W małym angielskim miasteczku Beckford zostaje odnalezione ciało Nel Abbott. Znajduje się w zakolu rzeki przez miejscowych nazywanym Topieliskiem ze względu na jego historię. W przeszłości utopiło się się tu kilka kobiet, jak wiele na to wskazuje wybierając ten sposób na odebranie sobie życia. Najbardziej prawdopodobnym wyjaśnieniem śmierci Nel Abbott jest więc samobójstwo, ale jej siostra Jules w to nie wierzy. Kiedy dowiaduje się, że Nel, do której od lat się nie odzywała nie żyje, a jej piętnastoletnia córka Lena potrzebuje opieki przybywa do Beckford, w którym się wychowała, aby zająć się siostrzenicą. Nastolatka nie ma wątpliwości, że jej matka popełniła samobójstwo, podobnie jak wielu innych mieszkańców miasteczka. Detektyw inspektor Sean Townsend uznaje jednak za konieczne przeprowadzenie gruntownego śledztwa. Tymczasem Jules stopniowo zapoznaje się z faktami z dorosłego życia swojej siostry niecieszącej się sympatią miejscowych, głównie z powodu książki, nad którą pracowała, traktującej o kobietach, które pochłonęło Topielisko.

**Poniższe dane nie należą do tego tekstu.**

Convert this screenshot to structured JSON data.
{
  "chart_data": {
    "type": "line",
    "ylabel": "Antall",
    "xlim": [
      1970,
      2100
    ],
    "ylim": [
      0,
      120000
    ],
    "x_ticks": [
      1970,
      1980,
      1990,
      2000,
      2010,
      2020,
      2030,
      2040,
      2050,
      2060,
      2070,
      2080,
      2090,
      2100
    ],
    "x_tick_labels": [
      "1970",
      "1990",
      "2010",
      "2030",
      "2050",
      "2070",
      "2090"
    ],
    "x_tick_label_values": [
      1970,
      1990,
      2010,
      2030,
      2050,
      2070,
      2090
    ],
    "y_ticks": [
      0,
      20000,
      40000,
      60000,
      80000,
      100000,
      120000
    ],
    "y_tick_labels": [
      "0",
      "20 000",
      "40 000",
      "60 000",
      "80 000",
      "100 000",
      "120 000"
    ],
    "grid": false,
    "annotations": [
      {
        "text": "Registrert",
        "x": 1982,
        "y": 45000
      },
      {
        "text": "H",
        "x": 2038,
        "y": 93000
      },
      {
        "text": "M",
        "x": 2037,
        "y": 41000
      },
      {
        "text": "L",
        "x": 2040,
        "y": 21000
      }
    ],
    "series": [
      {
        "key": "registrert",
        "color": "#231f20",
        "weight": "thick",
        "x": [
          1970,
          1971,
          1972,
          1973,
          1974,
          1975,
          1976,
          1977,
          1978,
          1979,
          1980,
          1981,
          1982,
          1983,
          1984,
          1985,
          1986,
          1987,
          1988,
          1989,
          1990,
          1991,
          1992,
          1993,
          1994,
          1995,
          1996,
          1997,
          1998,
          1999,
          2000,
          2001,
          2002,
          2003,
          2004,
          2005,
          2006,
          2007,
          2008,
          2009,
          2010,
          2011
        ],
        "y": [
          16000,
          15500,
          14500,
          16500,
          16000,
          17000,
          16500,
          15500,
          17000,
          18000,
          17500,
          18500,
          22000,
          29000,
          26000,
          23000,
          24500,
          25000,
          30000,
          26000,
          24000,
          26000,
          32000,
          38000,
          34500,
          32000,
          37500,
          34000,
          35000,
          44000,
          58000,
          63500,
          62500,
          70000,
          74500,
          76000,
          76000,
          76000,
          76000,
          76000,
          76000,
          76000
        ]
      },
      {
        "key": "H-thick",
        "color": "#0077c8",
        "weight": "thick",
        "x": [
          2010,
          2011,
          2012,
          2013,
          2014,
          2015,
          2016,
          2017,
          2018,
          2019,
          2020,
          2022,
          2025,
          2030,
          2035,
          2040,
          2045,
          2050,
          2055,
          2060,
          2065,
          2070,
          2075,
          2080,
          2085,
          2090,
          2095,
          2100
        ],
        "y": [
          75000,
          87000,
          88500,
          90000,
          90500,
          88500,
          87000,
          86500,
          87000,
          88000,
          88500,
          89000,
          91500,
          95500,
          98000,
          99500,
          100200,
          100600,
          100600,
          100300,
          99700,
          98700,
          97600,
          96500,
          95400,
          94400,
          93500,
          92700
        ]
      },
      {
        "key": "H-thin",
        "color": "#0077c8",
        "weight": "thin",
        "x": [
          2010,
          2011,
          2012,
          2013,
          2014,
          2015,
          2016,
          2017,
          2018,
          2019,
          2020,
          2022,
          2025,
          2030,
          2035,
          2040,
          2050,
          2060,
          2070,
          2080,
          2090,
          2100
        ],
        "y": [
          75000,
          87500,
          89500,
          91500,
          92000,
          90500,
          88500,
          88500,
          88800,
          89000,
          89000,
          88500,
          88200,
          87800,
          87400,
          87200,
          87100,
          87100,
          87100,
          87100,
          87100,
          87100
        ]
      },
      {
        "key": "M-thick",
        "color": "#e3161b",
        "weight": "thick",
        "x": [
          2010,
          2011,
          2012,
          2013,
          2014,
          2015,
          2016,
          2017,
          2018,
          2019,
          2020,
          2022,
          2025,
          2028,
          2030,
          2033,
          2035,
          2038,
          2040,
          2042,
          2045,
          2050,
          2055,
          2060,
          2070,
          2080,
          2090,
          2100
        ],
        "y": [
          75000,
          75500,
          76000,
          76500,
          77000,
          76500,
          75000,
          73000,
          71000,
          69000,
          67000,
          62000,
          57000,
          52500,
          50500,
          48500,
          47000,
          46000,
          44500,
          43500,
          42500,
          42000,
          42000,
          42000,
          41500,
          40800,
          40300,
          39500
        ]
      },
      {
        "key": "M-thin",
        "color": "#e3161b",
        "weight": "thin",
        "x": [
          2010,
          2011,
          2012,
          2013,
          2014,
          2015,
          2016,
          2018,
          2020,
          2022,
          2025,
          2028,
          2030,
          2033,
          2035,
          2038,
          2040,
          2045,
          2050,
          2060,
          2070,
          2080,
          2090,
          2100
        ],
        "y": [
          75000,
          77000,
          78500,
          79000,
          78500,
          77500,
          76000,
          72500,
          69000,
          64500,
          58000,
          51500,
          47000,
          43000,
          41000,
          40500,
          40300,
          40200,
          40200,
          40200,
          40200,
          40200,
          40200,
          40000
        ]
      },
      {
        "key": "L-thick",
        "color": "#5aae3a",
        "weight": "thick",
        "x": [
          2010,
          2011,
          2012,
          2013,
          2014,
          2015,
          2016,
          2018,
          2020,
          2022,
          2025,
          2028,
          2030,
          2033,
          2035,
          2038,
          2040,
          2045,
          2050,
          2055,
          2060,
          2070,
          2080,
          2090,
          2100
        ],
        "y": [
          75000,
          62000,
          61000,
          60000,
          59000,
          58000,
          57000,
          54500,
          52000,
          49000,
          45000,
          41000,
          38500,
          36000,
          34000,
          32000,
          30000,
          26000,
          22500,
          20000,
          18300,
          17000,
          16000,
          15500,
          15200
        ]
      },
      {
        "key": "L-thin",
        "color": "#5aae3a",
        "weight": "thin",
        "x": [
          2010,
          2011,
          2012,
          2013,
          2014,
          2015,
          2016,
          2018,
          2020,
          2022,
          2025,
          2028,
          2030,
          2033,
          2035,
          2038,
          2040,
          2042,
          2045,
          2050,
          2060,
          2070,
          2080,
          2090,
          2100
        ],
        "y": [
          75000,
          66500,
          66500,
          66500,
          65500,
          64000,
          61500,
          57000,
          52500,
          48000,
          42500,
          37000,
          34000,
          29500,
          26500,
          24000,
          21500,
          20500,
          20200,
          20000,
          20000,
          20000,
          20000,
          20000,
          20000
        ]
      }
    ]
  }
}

Spektakularny sukces „Dziewczyny z pociągu”, bestsellerowej powieści przeniesionej na ekran przez Tate'a Taylora, najwyraźniej zachęcił jej autorkę, Brytyjkę Paulę Hawkins, do kontynuowania swojej pisarskiej przygody z thrillerem psychologicznym. Jej wcześniejsze publikacje napisane pod pseudonimem Amy Silver zasadzające się głównie na wątkach romantycznych i obyczajowych nie cieszą się taką poczytnością, jak pierwotnie wydana w 2015 roku „Dziewczyna z pociągu”, co może dowodzić, że Paula Hawkins lepiej spisuje się w mroczniejszej prozie. Pisarka w każdym razie chyba doszła do przekonania, że zyska więcej czytelników realizując się w thrillerze psychologicznym, że od czasu publikacji „Dziewczyny z pociągu” właśnie tego się od niej oczekuje. Mam tylko nadzieję, że dobrze się w nim czuje, że nie zmusza się do tworzenia opowieści egzystujących w ramach wspomnianego gatunku tylko po to, żeby ugruntować swoją pozycję na rynku literackim. Jej najnowsza powieść, „Zapisane w wodzie”, w ogóle na to nie wskazuje – właściwie to podczas tej lektury nie mogłam oprzeć się wrażeniu, że Paula Hawkins czuje się jak w domu, jakby całkowicie wsiąkła w stylistykę, która przyniosła jej światową sławę.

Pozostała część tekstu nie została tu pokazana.